A lot of what we'll be doing in this course is interpreting data. And one of the most important ways to do that is by taking that data and visualizing it with a chart or a graph of some sort. Now, unfortunately, there are many different types of graphs, and they all display numbers of observations, which is a word called frequency that's really important, versus different types of data. And all these charts and graphs have their own strengths and weaknesses. So, what I want to do in this video is give you a general overview as to the most important charts and graphs that you should know.
And then later on, we'll talk about each one of these in a little bit more detail. So let's go ahead and get started here. We're going to be talking about how we visualize different types of data. Alright? So I mentioned that there are two different types.
And basically, the first one is called qualitative or sometimes called categorical data. This is where the observations, the things that you're measuring, are names or labels and not numbers. So, for example, if I grab a group of people and ask what their eye colors are or their nationalities, I can't attach numbers to those things. Those are just categories or labels. So, let's talk about the two different types of charts that are most important and most common.
The first one is probably something you've seen before. It's called a bar chart. This is essentially where you're measuring the number of observations on the y-axis by these vertical bars, and then the categories are on the x-axis. And in the bar charts, the bars can be arranged somewhat randomly, but, essentially, the higher the bar, the higher the frequency. Alright?
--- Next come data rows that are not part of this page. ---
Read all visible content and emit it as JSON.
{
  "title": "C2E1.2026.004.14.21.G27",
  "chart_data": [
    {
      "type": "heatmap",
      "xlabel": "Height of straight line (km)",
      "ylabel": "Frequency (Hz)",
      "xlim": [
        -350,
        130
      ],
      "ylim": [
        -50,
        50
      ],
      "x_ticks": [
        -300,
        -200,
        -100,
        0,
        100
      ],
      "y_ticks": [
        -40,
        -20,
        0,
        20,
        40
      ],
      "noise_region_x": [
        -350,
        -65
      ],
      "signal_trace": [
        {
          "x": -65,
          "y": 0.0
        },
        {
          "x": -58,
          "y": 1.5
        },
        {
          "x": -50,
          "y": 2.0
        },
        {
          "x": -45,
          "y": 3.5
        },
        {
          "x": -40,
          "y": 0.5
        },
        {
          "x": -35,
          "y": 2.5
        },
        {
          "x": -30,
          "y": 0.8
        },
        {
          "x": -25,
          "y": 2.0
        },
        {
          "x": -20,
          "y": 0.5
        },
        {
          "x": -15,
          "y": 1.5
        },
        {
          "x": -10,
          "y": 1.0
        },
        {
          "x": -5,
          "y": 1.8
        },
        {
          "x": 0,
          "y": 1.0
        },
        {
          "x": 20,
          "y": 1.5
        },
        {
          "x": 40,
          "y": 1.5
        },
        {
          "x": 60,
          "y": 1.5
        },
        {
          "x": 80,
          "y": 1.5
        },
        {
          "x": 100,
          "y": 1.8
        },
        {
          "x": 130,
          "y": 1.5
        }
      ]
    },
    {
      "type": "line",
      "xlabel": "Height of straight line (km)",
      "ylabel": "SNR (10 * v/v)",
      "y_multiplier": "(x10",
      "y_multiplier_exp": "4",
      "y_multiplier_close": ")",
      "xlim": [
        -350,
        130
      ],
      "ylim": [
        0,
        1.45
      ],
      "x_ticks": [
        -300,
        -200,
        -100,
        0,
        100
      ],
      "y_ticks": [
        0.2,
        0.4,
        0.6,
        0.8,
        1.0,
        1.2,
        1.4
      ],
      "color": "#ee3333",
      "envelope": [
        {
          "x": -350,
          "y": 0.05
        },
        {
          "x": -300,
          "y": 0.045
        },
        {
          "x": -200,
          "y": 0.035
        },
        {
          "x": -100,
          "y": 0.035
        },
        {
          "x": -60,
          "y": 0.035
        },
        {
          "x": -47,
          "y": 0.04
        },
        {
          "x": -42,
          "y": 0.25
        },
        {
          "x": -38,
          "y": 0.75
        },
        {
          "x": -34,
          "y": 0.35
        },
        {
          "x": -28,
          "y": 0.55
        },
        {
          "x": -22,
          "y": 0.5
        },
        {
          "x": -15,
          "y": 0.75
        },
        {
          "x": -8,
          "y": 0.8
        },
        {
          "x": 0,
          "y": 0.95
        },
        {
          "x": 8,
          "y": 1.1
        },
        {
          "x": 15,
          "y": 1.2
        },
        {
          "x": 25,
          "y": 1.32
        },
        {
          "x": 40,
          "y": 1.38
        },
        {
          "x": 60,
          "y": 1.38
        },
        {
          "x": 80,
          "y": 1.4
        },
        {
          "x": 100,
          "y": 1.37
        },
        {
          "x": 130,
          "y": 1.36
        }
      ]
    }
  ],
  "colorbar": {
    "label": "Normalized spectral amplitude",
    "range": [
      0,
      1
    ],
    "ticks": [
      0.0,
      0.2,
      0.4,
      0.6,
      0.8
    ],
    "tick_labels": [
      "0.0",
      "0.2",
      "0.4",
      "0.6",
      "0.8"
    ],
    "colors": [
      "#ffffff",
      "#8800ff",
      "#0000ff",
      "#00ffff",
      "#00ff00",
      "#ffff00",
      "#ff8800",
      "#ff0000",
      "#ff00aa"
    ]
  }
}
If you ever hear something called a Pareto chart, all you have to know is that it's essentially a special type of bar chart in which the bars are now arranged not randomly, but in descending order. So here, it's basically just sorted. So it's the same data, except now you can see here more clearly what the two most important or more significant categories are, which are brown and hazel eyes. So that's what a bar chart and Pareto chart are. Let's move on to another one that, again, you're probably familiar with, you've seen before, which is called a pie chart.
So now, for example, let's grab a group of people and ask what their nationalities are, and I'll get four answers, USA, China, Canada, and India. And I want to know not how many observations or frequencies, but I want to know basically what percentage of the total those categories make up. That's what a pie chart is really helpful for. So pie charts show data as percents of a total. And basically, the bigger the wedge of the pie, the bigger the percent.
So both of these types of charts basically just use size to measure the amount of data, just in slightly different ways. Bar charts tend to use these things as numbers, where pie charts will always express these things as percentages or sometimes called proportions. Alright? So let's move on to the second type of data, which is not qualitative or categorical. It's called quantitative data.
This is where the observations, the things that you're measuring, are not names or labels, but they're actually numerical. So that's what quantitative data is. This is if I grab a group of students and I ask what their test scores are or I measure their heights. These are things that I can attach numbers to, like I got a 70 on my test or a 90 or I'm sixty-four inches tall or something like that. All right?
So the two most important types of graphs and charts are called histograms and frequency polygons and then stem plots. A histogram is essentially just a bar graph for quantitative data. So it's the same idea. You're going to measure frequency that's on the y-axis. The height of the bar measures the frequency, except now the classes on the x-axis are numbers instead of categories.
And, basically, because these things form a continuous set of numbers, like 50 goes into 60 and then 70 and so on and so forth, the bars will touch. Whereas in a bar chart, what happens here is that the bars usually are not touching. There's usually one way you can tell that you're working with a histogram. Alright? So, if you ever see something called a frequency polygon, I know that sounds kinda scary, but, essentially, all it is is it's just a line graph version of a histogram.
Essentially, these two charts show the exact same data just in slightly different ways. Instead of just drawing vertical bars, what they do is just they plot these points and then connect them with a line. It's just a way to save a little bit of ink. You don't have to sort of draw these bars and then shade them in, but it shows the exact same data. Alright.
Let's move to the last one. The last one is called a stem plot or sometimes called the stem and leaf plot. So here's the idea. You grab a group of numbers. And essentially, what you're going to do is you're going to take the leftmost digits, in this case, the tens place, and you're going to put these things on the left column.
And then you're going to take the right-most digits of each number, the ones places, and you're going to put them on the right column. And essentially, what this allows you to do is see which numbers are more common than others in the dataset, but you actually get to see with the real numbers themselves. So clearly, we can see here that the seventies are the most common numbers in this dataset. And what it allows you to do is basically sort of allows you to recreate each of the original numbers from the dataset, which is pretty cool. So it's essentially almost kind of like a sideways histogram, but you actually get to see the data values themselves.
Alright. So that's it for this one, folks. This is just a general overview. Let's go ahead and move on.